Una conocida mía me contó el siguiente hecho: “Éramos tres amigas: yo, una médico agnóstica y otra profundamente creyente y con cáncer terminal. Un día la enferma se dio cuenta de que la médico estaba preocupada y le preguntó la razón. La médico contestó. ‘Sabes que estoy a punto de jubilarme y quiero volver a mi tierra, pero para eso necesito vender el piso donde vivo. Cuando la operación estaba casi terminada, se ha deshecho’. A lo que la enferma respondió: ‘Mira, yo voy a ir a un sitio donde voy a mandar mucho. Te arreglaré el asunto’. El mismo día que la enferma murió, la médico logró vender su piso”.

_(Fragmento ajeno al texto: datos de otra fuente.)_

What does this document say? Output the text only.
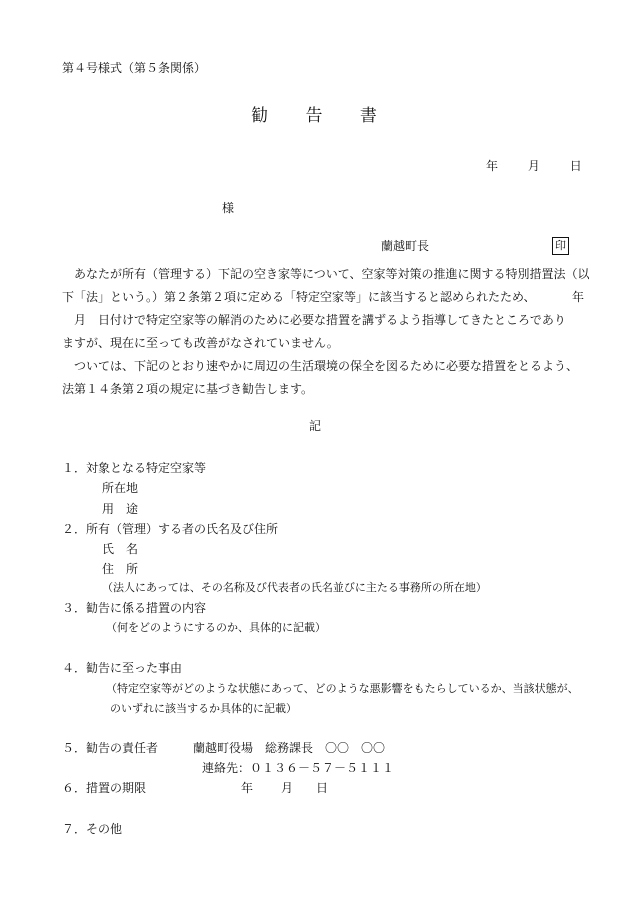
第４号様式（第５条関係）
勧 告 書
年 月 日
様
蘭越町長	印
あなたが所有（管理する）下記の空き家等について、空家等対策の推進に関する特別措置法（以
下「法」という。）第２条第２項に定める「特定空家等」に該当すると認められたため、	年
月　日付けで特定空家等の解消のために必要な措置を講ずるよう指導してきたところであり
ますが、現在に至っても改善がなされていません。
ついては、下記のとおり速やかに周辺の生活環境の保全を図るために必要な措置をとるよう、
法第１４条第２項の規定に基づき勧告します。
記
１．対象となる特定空家等
所在地
用　途
２．所有（管理）する者の氏名及び住所
氏　名
住　所
（法人にあっては、その名称及び代表者の氏名並びに主たる事務所の所在地）
３．勧告に係る措置の内容
（何をどのようにするのか、具体的に記載）
４．勧告に至った事由
（特定空家等がどのような状態にあって、どのような悪影響をもたらしているか、当該状態が、
のいずれに該当するか具体的に記載）
５．勧告の責任者	蘭越町役場　総務課長　〇〇　〇〇
連絡先：０１３６－５７－５１１１
６．措置の期限	年 月 日
７．その他
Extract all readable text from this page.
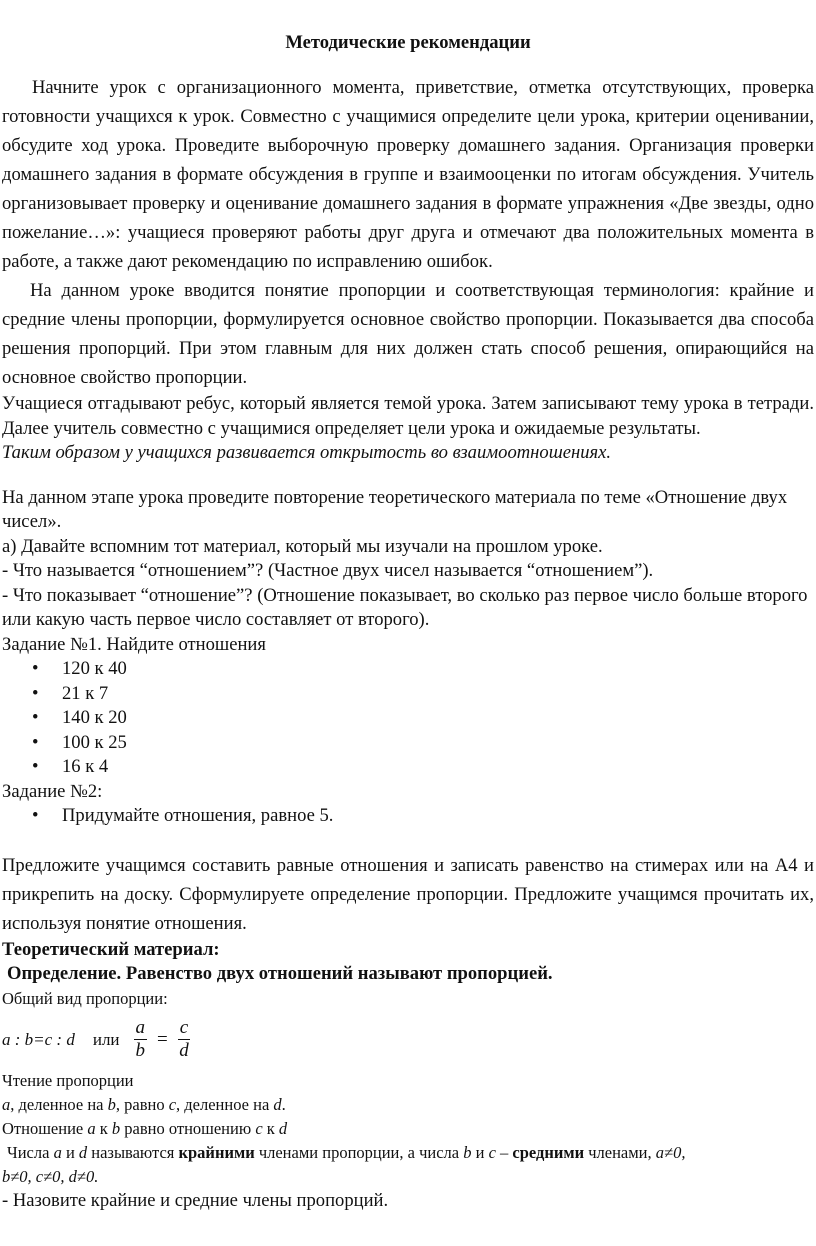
Методические рекомендации

Начните урок с организационного момента, приветствие, отметка отсутствующих, проверка готовности учащихся к урок. Совместно с учащимися определите цели урока, критерии оценивании, обсудите ход урока. Проведите выборочную проверку домашнего задания. Организация проверки домашнего задания в формате обсуждения в группе и взаимооценки по итогам обсуждения. Учитель организовывает проверку и оценивание домашнего задания в формате упражнения «Две звезды, одно пожелание…»: учащиеся проверяют работы друг друга и отмечают два положительных момента в работе, а также дают рекомендацию по исправлению ошибок.

На данном уроке вводится понятие пропорции и соответствующая терминология: крайние и средние члены пропорции, формулируется основное свойство пропорции. Показывается два способа решения пропорций. При этом главным для них должен стать способ решения, опирающийся на основное свойство пропорции.

Учащиеся отгадывают ребус, который является темой урока. Затем записывают тему урока в тетради. Далее учитель совместно с учащимися определяет цели урока и ожидаемые результаты.

Таким образом у учащихся развивается открытость во взаимоотношениях.

На данном этапе урока проведите повторение теоретического материала по теме «Отношение двух чисел».

а) Давайте вспомним тот материал, который мы изучали на прошлом уроке.

- Что называется “отношением”? (Частное двух чисел называется “отношением”).

- Что показывает “отношение”? (Отношение показывает, во сколько раз первое число больше второго или какую часть первое число составляет от второго).

Задание №1. Найдите отношения

• 120 к 40
• 21 к 7
• 140 к 20
• 100 к 25
• 16 к 4

Задание №2:

• Придумайте отношения, равное 5.

Предложите учащимся составить равные отношения и записать равенство на стимерах или на А4 и прикрепить на доску. Сформулируете определение пропорции. Предложите учащимся прочитать их, используя понятие отношения.

Теоретический материал:

Определение. Равенство двух отношений называют пропорцией.

Общий вид пропорции:

a : b=c : d или $\frac{a}{b} = \frac{c}{d}$

Чтение пропорции

a, деленное на b, равно c, деленное на d.

Отношение a к b равно отношению c к d

Числа a и d называются крайними членами пропорции, а числа b и c – средними членами, a≠0,

b≠0, c≠0, d≠0.

- Назовите крайние и средние члены пропорций.
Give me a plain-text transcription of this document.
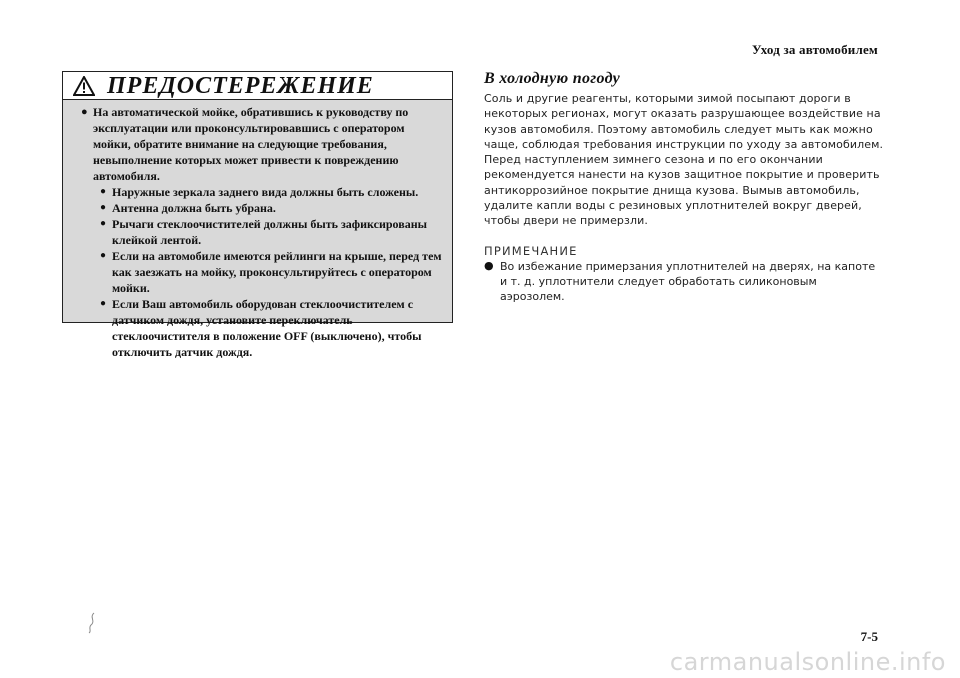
Уход за автомобилем
ПРЕДОСТЕРЕЖЕНИЕ
● На автоматической мойке, обратившись к руководству по эксплуатации или проконсультировавшись с оператором мойки, обратите внимание на следующие требования, невыполнение которых может привести к повреждению автомобиля.
● Наружные зеркала заднего вида должны быть сложены.
● Антенна должна быть убрана.
● Рычаги стеклоочистителей должны быть зафиксированы клейкой лентой.
● Если на автомобиле имеются рейлинги на крыше, перед тем как заезжать на мойку, проконсультируйтесь с оператором мойки.
● Если Ваш автомобиль оборудован стеклоочистителем с датчиком дождя, установите переключатель стеклоочистителя в положение OFF (выключено), чтобы отключить датчик дождя.
В холодную погоду
Соль и другие реагенты, которыми зимой посыпают дороги в некоторых регионах, могут оказать разрушающее воздействие на кузов автомобиля. Поэтому автомобиль следует мыть как можно чаще, соблюдая требования инструкции по уходу за автомобилем. Перед наступлением зимнего сезона и по его окончании рекомендуется нанести на кузов защитное покрытие и проверить антикоррозийное покрытие днища кузова. Вымыв автомобиль, удалите капли воды с резиновых уплотнителей вокруг дверей, чтобы двери не примерзли.
ПРИМЕЧАНИЕ
● Во избежание примерзания уплотнителей на дверях, на капоте и т. д. уплотнители следует обработать силиконовым аэрозолем.
7-5
carmanualsonline.info
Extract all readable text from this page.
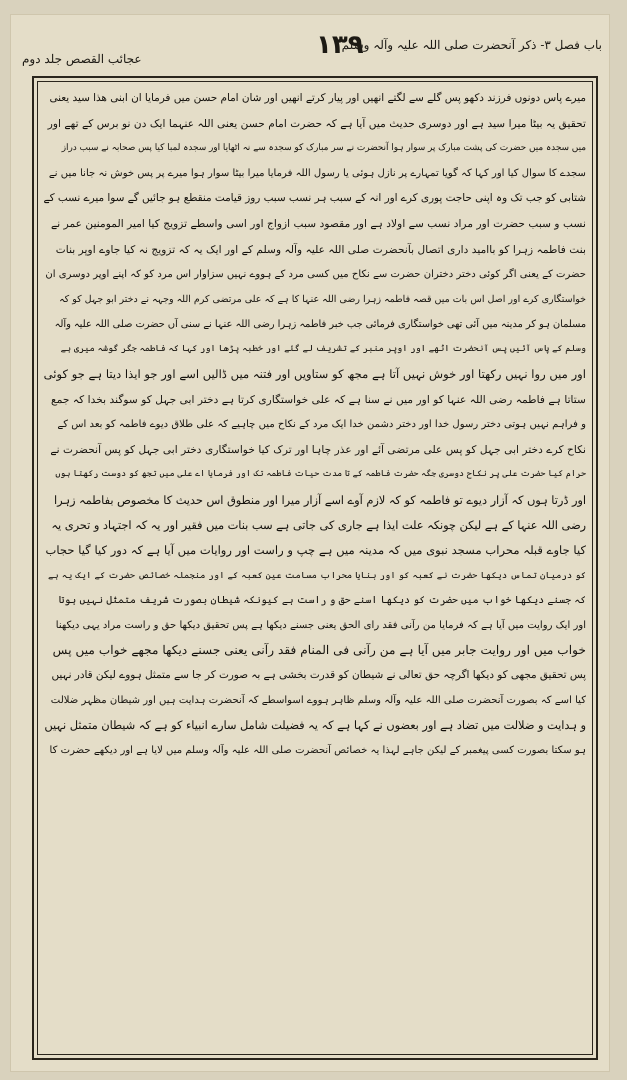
باب فصل ۳- ذکر آنحضرت صلی اللہ علیہ وآلہ وسلم
۱۳۹
عجائب القصص جلد دوم
میرے پاس دونوں فرزند دکھو پس گلے سے لگتے انھیں اور پیار کرتے انھیں اور شان امام حسن میں فرمایا ان ابنی ھذا سید یعنی
تحقیق یہ بیٹا میرا سید ہے اور دوسری حدیث میں آیا ہے کہ حضرت امام حسن یعنی اللہ عنہما ایک دن نو برس کے تھے اور
میں سجدہ میں حضرت کی پشت مبارک پر سوار ہوا آنحضرت نے سر مبارک کو سجدہ سے نہ اٹھایا اور سجدہ لمبا کیا پس صحابہ نے سبب دراز
سجدے کا سوال کیا اور کہا کہ گویا تمہارے پر نازل ہوئی یا رسول اللہ فرمایا میرا بیٹا سوار ہوا میرے پر پس خوش نہ جانا میں نے
شتابی کو جب تک وہ اپنی حاجت پوری کرے اور انہ کے سبب ہر نسب سبب روز قیامت منقطع ہو جائیں گے سوا میرے نسب کے
نسب و سبب حضرت اور مراد نسب سے اولاد ہے اور مقصود سبب ازواج اور اسی واسطے تزویج کیا امیر المومنین عمر نے
بنت فاطمہ زہرا کو باامید داری اتصال بآنحضرت صلی اللہ علیہ وآلہ وسلم کے اور ایک یہ کہ تزویج نہ کیا جاوے اوپر بنات
حضرت کے یعنی اگر کوئی دختر دختران حضرت سے نکاح میں کسی مرد کے ہووے نہیں سزاوار اس مرد کو کہ اپنے اوپر دوسری ان
خواستگاری کرے اور اصل اس بات میں قصہ فاطمہ زہرا رضی اللہ عنہا کا ہے کہ علی مرتضی کرم اللہ وجہہ نے دختر ابو جہل کو کہ
مسلمان ہو کر مدینہ میں آئی تھی خواستگاری فرمائی جب خبر فاطمہ زہرا رضی اللہ عنہا نے سنی آں حضرت صلی اللہ علیہ وآلہ
وسلم کے پاس آئیں پس آنحضرت اٹھے اور اوپر منبر کے تشریف لے گئے اور خطبہ پڑھا اور کہا کہ فاطمہ جگر گوشہ میری ہے
اور میں روا نہیں رکھتا اور خوش نہیں آتا ہے مجھ کو ستاویں اور فتنہ میں ڈالیں اسے اور جو ایذا دیتا ہے جو کوئی
ستاتا ہے فاطمہ رضی اللہ عنہا کو اور میں نے سنا ہے کہ علی خواستگاری کرتا ہے دختر ابی جہل کو سوگند بخدا کہ جمع
و فراہم نہیں ہوتی دختر رسول خدا اور دختر دشمن خدا ایک مرد کے نکاح میں چاہیے کہ علی طلاق دیوے فاطمہ کو بعد اس کے
نکاح کرے دختر ابی جہل کو پس علی مرتضی آئے اور عذر چاہا اور ترک کیا خواستگاری دختر ابی جہل کو پس آنحضرت نے
حرام کیا حضرت علی پر نکاح دوسری جگہ حضرت فاطمہ کے تا مدت حیات فاطمہ تک اور فرمایا اے علی میں تجھ کو دوست رکھتا ہوں
اور ڈرتا ہوں کہ آزار دیوے تو فاطمہ کو کہ لازم آوے اسے آزار میرا اور منطوق اس حدیث کا مخصوص بفاطمہ زہرا
رضی اللہ عنہا کے ہے لیکن چونکہ علت ایذا ہے جاری کی جاتی ہے سب بنات میں فقیر اور یہ کہ اجتہاد و تحری یہ
کیا جاوے قبلہ محراب مسجد نبوی میں کہ مدینہ میں ہے چپ و راست اور روایات میں آیا ہے کہ دور کیا گیا حجاب
کو درمیان تماس دیکھا حضرت نے کعبہ کو اور بنایا محراب مسامت عین کعبہ کے اور منجملہ خصائص حضرت کے ایک یہ ہے
کہ جسنے دیکھا خواب میں حضرت کو دیکھا اسنے حق و راست ہے کیونکہ شیطان بصورت شریف متمثل نہیں ہوتا
اور ایک روایت میں آیا ہے کہ فرمایا من رآنی فقد رای الحق یعنی جسنے دیکھا ہے پس تحقیق دیکھا حق و راست مراد یہی دیکھنا
خواب میں اور روایت جابر میں آیا ہے من رآنی فی المنام فقد رآنی یعنی جسنے دیکھا مجھے خواب میں پس
پس تحقیق مجھی کو دیکھا اگرچہ حق تعالی نے شیطان کو قدرت بخشی ہے بہ صورت کر جا سے متمثل ہووے لیکن قادر نہیں
کیا اسے کہ بصورت آنحضرت صلی اللہ علیہ وآلہ وسلم ظاہر ہووے اسواسطے کہ آنحضرت ہدایت ہیں اور شیطان مظہر ضلالت
و ہدایت و ضلالت میں تضاد ہے اور بعضوں نے کہا ہے کہ یہ فضیلت شامل سارے انبیاء کو ہے کہ شیطان متمثل نہیں
ہو سکتا بصورت کسی پیغمبر کے لیکن جاہے لہذا یہ خصائص آنحضرت صلی اللہ علیہ وآلہ وسلم میں لایا ہے اور دیکھے حضرت کا
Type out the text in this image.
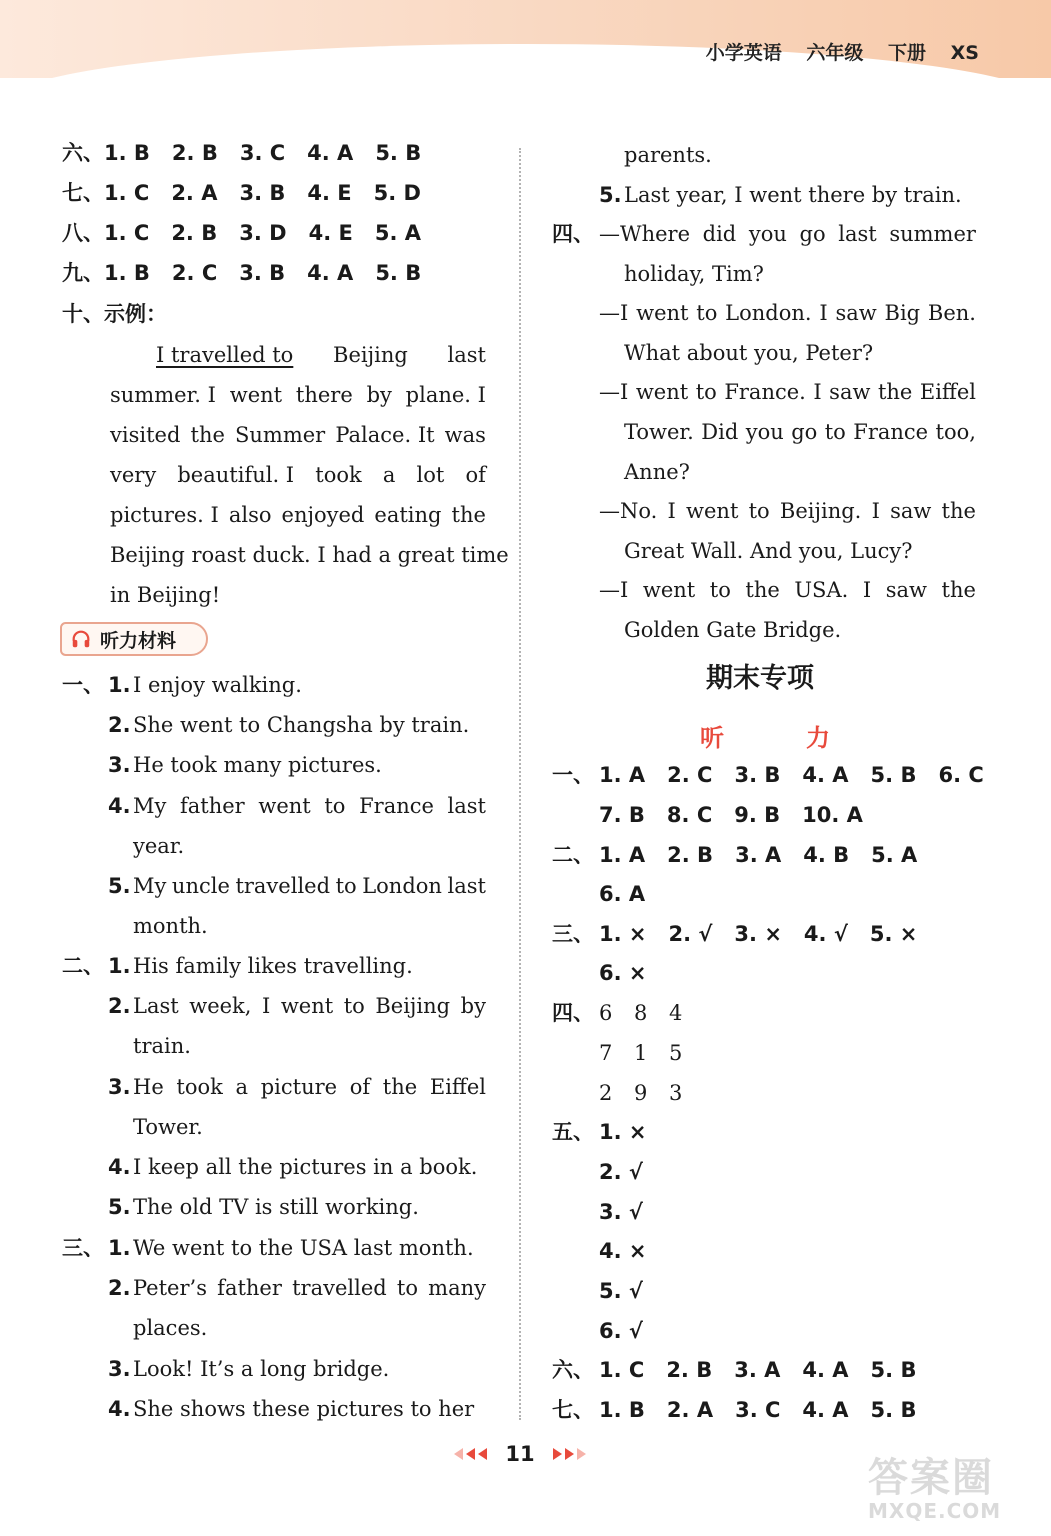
小学英语 六年级 下册 XS
六、1. B 2. B 3. C 4. A 5. B
七、1. C 2. A 3. B 4. E 5. D
八、1. C 2. B 3. D 4. E 5. A
九、1. B 2. C 3. B 4. A 5. B
十、示例：
I travelled to Beijing last
summer. I went there by plane. I
visited the Summer Palace. It was
very beautiful. I took a lot of
pictures. I also enjoyed eating the
Beijing roast duck. I had a great time
in Beijing!
听力材料
一、 1. I enjoy walking.
2. She went to Changsha by train.
3. He took many pictures.
4. My father went to France last
year.
5. My uncle travelled to London last
month.
二、 1. His family likes travelling.
2. Last week, I went to Beijing by
train.
3. He took a picture of the Eiffel
Tower.
4. I keep all the pictures in a book.
5. The old TV is still working.
三、 1. We went to the USA last month.
2. Peter’s father travelled to many
places.
3. Look! It’s a long bridge.
4. She shows these pictures to her
parents.
5. Last year, I went there by train.
四、 —Where did you go last summer
holiday, Tim?
—I went to London. I saw Big Ben.
What about you, Peter?
—I went to France. I saw the Eiffel
Tower. Did you go to France too,
Anne?
—No. I went to Beijing. I saw the
Great Wall. And you, Lucy?
—I went to the USA. I saw the
Golden Gate Bridge.
期末专项
听	力
一、 1. A 2. C 3. B 4. A 5. B 6. C
7. B 8. C 9. B 10. A
二、 1. A 2. B 3. A 4. B 5. A
6. A
三、 1. × 2. √ 3. × 4. √ 5. ×
6. ×
四、 6 8 4
7 1 5
2 9 3
五、 1. ×
2. √
3. √
4. ×
5. √
6. √
六、 1. C 2. B 3. A 4. A 5. B
七、 1. B 2. A 3. C 4. A 5. B
11
答案圈
MXQE.COM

En cierta ocasión pregunté a una mujer cuyos padres habían fallecido si rezaba por ellos. Me contestó que no, porque había pasado bastante tiempo y estarían en el cielo: “Lo que sí hago, me dijo, es encomendarme a ellos como mis protectores”. Personalmente, en los funerales, me gusta decir a las familias, que, cuando me muera, y se lo deseo también a ellos, me encontraré en la puerta del cielo con mis seres queridos y espero encontrarme con dos grupos: uno me dirá "Gracias por tus oraciones, pero no me han hecho falta, porque ya estaba en el cielo"; el otro, en cambio, me las agradecerá porque le han ayudado a salir del Purgatorio y entrar en el cielo.
Para el cristiano está claro que la muerte hay que verla a la luz de la esperanza cristiana y de la fe en la resurrección. Creemos en la resurrección y en la vida eterna feliz, gracias a la visión beatífica de Dios. Afrontamos la muerte con el convencimiento de que Dios se hizo hombre y ha muerto en la Cruz por nosotros, y que quiso entregar su vida para que todos tuviéramos vida eterna, y es que nos ama infinitamente y desea, mucho más que nosotros mismos, nuestra salvación, que sólo podemos perder si rechazamos la oferta de Dios. Porque, como dijo San Agustín: “El Dios que te creó si ti no te salvará sin ti”. Si nos fiamos de Él, si nos damos cuenta de que Él sólo desea lo mejor para nosotros y nos dejamos llevar por Él, y procuramos colaborar en su obra de salvación, está claro que nuestra vida tendrá sentido y después de nuestra muerte nos espera la felicidad eterna.
En el Prefacio nº 1 de la Misa de Difuntos leemos estas hermosas palabras: “En Él brilla la esperanza de nuestra feliz resurrección, y así, aunque la certeza de morir nos entristece, nos consuela la promesa de la futura inmortalidad, porque la vida de los que en Ti creemos, Señor, no termina, se transforma; y al deshacerse nuestra morada terrenal, adquirimos una mansión eterna en el cielo”.
Y es que, para un cristiano, la muerte es como un segundo nacimiento. Si la víspera de nuestro nacimiento nos dicen que íbamos a ser expulsados del seno materno a través de un conducto muy estrecho, seguro que hubiéramos protestado con todas nuestras fuerzas. Y, sin embargo, hoy celebramos nuestro cumpleaños. Pues lo mismo debe suceder con la muerte. Es cierto que nos provoca angustia, pero es nuestro paso obligado hacia la vida eterna feliz. En consecuencia y porque la considera como nuestro segundo nacimiento, la Iglesia suele celebrar el día de la fiesta de los santos en el día de su fallecimiento, porque es el día de su entrada en la vida eterna.
Pero queda algo pendiente: ¿hay alguna relación entre nosotros y nuestros difuntos? Está claro que con nuestras oraciones podemos ayudarles, pero ¿ellos a nosotros? El párrafo con que he iniciado este artículo creo nos da la respuesta. Estoy convencido que ellos también velan por nosotros y de que después de nuestra muerte descubriremos que nuestra separación ha sido mucho menos radical de lo que podríamos pensar.